According to Warner Bros. Discovery's CEO, David Zaslav in its 2023 Q3 earnings call, the company wants to turn its biggest franchises such as Game of Thrones, Harry Potter, Batman, and Mortal Kombat – which traditionally had console and PC releases with three-to-four-year gaps, into a landscape featuring persistent gameplay via live services, cross-platform availability, and free-to-play expansions.
The objective? To engage a broader audience across various platforms, encouraging extended gameplay experiences.
But it does seem odd and ironic because there has been a string of underwhelming performances with live service games, and single-player experiences have been WB's strongest play in the gaming industry. Besides, its primary focus has been on delivering complete and traditional single-player experiences.
While the company occasionally released multiplayer games like TT Games' Lego series and Netherrealm Studios' Mortal Kombat and Injustice titles, its focus has leaned heavily toward single-player narratives.
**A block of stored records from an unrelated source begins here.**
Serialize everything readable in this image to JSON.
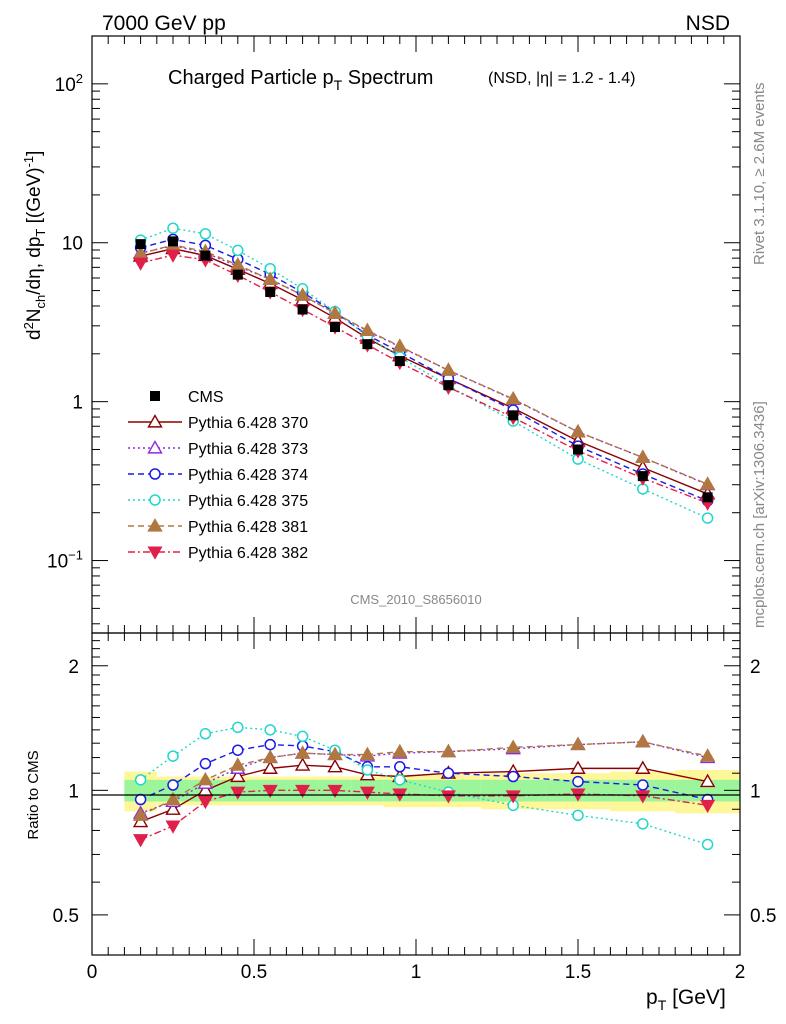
{
  "header": {
    "left": "7000 GeV pp",
    "right": "NSD"
  },
  "title": {
    "main": "Charged Particle p",
    "main_sub": "T",
    "main_tail": " Spectrum",
    "detail": "(NSD, |η| = 1.2 - 1.4)"
  },
  "side_text": {
    "rivet": "Rivet 3.1.10, ≥ 2.6M events",
    "mcplots": "mcplots.cern.ch [arXiv:1306.3436]"
  },
  "watermark": "CMS_2010_S8656010",
  "axes": {
    "xlabel": "p",
    "xlabel_sub": "T",
    "xlabel_tail": " [GeV]",
    "ylabel_top": "d²N/dη, dp [(GeV)⁻¹]",
    "ylabel_ratio": "Ratio to CMS",
    "x_ticks": [
      "0",
      "0.5",
      "1",
      "1.5",
      "2"
    ],
    "y_ticks_top": [
      "10⁻¹",
      "1",
      "10",
      "10²"
    ],
    "y_ticks_ratio": [
      "0.5",
      "1",
      "2"
    ]
  },
  "chart_data": {
    "type": "scatter",
    "x_range": [
      0,
      2.0
    ],
    "y_range_top": [
      0.035,
      200
    ],
    "y_scale_top": "log",
    "y_range_ratio": [
      0.4,
      2.4
    ],
    "y_scale_ratio": "log",
    "legend_position": "lower-left",
    "x": [
      0.15,
      0.25,
      0.35,
      0.45,
      0.55,
      0.65,
      0.75,
      0.85,
      0.95,
      1.1,
      1.3,
      1.5,
      1.7,
      1.9
    ],
    "x_bin_edges": [
      0.1,
      0.2,
      0.3,
      0.4,
      0.5,
      0.6,
      0.7,
      0.8,
      0.9,
      1.0,
      1.2,
      1.4,
      1.6,
      1.8,
      2.0
    ],
    "data": {
      "name": "CMS",
      "values": [
        9.8,
        10.2,
        8.3,
        6.3,
        4.9,
        3.8,
        2.95,
        2.3,
        1.8,
        1.27,
        0.82,
        0.5,
        0.34,
        0.25
      ],
      "band_inner": [
        0.06,
        0.06,
        0.06,
        0.06,
        0.06,
        0.06,
        0.06,
        0.06,
        0.06,
        0.06,
        0.06,
        0.06,
        0.06,
        0.06
      ],
      "band_outer": [
        0.11,
        0.08,
        0.08,
        0.08,
        0.08,
        0.08,
        0.08,
        0.08,
        0.09,
        0.09,
        0.1,
        0.1,
        0.11,
        0.12
      ]
    },
    "series": [
      {
        "name": "Pythia 6.428 370",
        "color": "#8b0000",
        "marker": "triangle-up-open",
        "dash": "solid",
        "ratio": [
          0.84,
          0.9,
          1.0,
          1.08,
          1.13,
          1.15,
          1.14,
          1.09,
          1.08,
          1.1,
          1.11,
          1.13,
          1.13,
          1.05
        ]
      },
      {
        "name": "Pythia 6.428 373",
        "color": "#8a2be2",
        "marker": "triangle-up-open",
        "dash": "dotted",
        "ratio": [
          0.88,
          0.94,
          1.04,
          1.13,
          1.2,
          1.23,
          1.22,
          1.21,
          1.23,
          1.24,
          1.26,
          1.29,
          1.31,
          1.2
        ]
      },
      {
        "name": "Pythia 6.428 374",
        "color": "#1a1ae6",
        "marker": "circle-open",
        "dash": "dashed",
        "ratio": [
          0.95,
          1.03,
          1.16,
          1.25,
          1.29,
          1.28,
          1.24,
          1.14,
          1.14,
          1.1,
          1.08,
          1.05,
          1.03,
          0.95
        ]
      },
      {
        "name": "Pythia 6.428 375",
        "color": "#20d8c8",
        "marker": "circle-open",
        "dash": "dotted",
        "ratio": [
          1.06,
          1.21,
          1.37,
          1.42,
          1.4,
          1.35,
          1.25,
          1.12,
          1.06,
          0.99,
          0.92,
          0.87,
          0.83,
          0.74
        ]
      },
      {
        "name": "Pythia 6.428 381",
        "color": "#b07840",
        "marker": "triangle-up-filled",
        "dash": "dashed",
        "ratio": [
          0.87,
          0.95,
          1.06,
          1.15,
          1.2,
          1.23,
          1.22,
          1.22,
          1.24,
          1.24,
          1.27,
          1.29,
          1.31,
          1.21
        ]
      },
      {
        "name": "Pythia 6.428 382",
        "color": "#e0204a",
        "marker": "triangle-down-filled",
        "dash": "dashdot",
        "ratio": [
          0.76,
          0.82,
          0.94,
          0.99,
          1.0,
          1.0,
          1.0,
          0.99,
          0.98,
          0.97,
          0.97,
          0.98,
          0.97,
          0.92
        ]
      }
    ]
  }
}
For example, its most popular title of the year – Hogwarts Legacy, with 15 million copies sold worldwide – is a single-player experience with no overt microtransactions or live service elements, according to GamesHub.
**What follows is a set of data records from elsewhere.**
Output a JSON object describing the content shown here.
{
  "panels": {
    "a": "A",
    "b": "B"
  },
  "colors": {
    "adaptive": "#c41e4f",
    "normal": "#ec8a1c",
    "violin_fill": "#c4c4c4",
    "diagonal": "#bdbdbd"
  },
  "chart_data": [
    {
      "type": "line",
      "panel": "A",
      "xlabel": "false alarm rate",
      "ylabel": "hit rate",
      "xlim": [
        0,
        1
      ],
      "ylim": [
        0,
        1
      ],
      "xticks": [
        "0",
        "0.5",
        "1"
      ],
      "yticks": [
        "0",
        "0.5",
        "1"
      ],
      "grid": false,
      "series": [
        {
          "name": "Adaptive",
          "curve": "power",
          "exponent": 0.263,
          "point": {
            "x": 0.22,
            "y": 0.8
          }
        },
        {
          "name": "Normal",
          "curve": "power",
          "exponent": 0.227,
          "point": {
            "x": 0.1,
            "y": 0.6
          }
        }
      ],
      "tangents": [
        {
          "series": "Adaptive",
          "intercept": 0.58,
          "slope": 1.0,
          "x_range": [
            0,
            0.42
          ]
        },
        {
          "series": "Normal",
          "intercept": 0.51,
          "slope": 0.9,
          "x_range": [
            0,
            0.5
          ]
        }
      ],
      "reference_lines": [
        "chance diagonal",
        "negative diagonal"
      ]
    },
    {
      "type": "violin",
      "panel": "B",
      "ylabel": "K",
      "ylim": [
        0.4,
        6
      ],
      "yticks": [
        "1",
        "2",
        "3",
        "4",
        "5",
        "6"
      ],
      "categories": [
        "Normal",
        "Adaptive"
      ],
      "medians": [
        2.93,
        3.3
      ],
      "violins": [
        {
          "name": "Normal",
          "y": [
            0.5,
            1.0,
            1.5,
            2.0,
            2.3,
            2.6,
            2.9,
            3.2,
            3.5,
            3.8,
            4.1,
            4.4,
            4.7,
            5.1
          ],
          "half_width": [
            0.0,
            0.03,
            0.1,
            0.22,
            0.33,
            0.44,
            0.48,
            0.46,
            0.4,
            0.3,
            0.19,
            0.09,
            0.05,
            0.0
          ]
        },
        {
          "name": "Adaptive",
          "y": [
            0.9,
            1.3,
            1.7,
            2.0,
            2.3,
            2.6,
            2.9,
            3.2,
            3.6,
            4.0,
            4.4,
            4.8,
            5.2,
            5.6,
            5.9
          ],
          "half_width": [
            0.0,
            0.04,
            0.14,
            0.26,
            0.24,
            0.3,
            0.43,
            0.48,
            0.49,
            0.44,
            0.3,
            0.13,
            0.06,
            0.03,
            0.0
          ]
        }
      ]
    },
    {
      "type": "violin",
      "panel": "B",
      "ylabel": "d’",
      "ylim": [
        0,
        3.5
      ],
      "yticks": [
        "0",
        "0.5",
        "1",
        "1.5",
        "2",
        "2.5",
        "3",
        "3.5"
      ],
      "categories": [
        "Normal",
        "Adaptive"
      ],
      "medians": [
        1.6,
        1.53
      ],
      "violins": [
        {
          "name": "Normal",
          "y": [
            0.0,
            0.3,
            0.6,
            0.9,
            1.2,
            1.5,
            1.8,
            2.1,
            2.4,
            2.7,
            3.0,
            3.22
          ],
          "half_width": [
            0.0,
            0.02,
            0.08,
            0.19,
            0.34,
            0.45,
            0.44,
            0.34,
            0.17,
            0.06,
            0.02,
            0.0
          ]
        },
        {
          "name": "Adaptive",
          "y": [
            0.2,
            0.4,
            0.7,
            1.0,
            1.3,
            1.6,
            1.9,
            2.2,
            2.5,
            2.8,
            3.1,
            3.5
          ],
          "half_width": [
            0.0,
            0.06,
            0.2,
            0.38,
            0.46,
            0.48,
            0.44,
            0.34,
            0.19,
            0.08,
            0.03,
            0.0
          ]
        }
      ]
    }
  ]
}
Also, there has been success with single-player titles such as Rocksteady's Batman: Arkham Asylum series, Monolith Productions' Middle-Earth: Shadow of Mordor series, and IO Interactive's Hitman franchise.
This decision for live-service game transformation comes despite past missteps in developing live-service games like MultiVersus which generated considerable interest during its open beta last summer but was temporarily taken offline earlier this year due to declining player numbers.
And the console and PC releases, Rocksteady's upcoming title, Suicide Squad: Kill The Justice League, received a somewhat lukewarm response from fans who expressed reservations about the game's live service elements, including a cosmetics-oriented battle pass.
Despite the success of Hogwarts Legacy, which performed well in sales and player hours, selling 12 million copies in two weeks, Warner Bros. still appears committed to pursuing live-service practices in the video game division.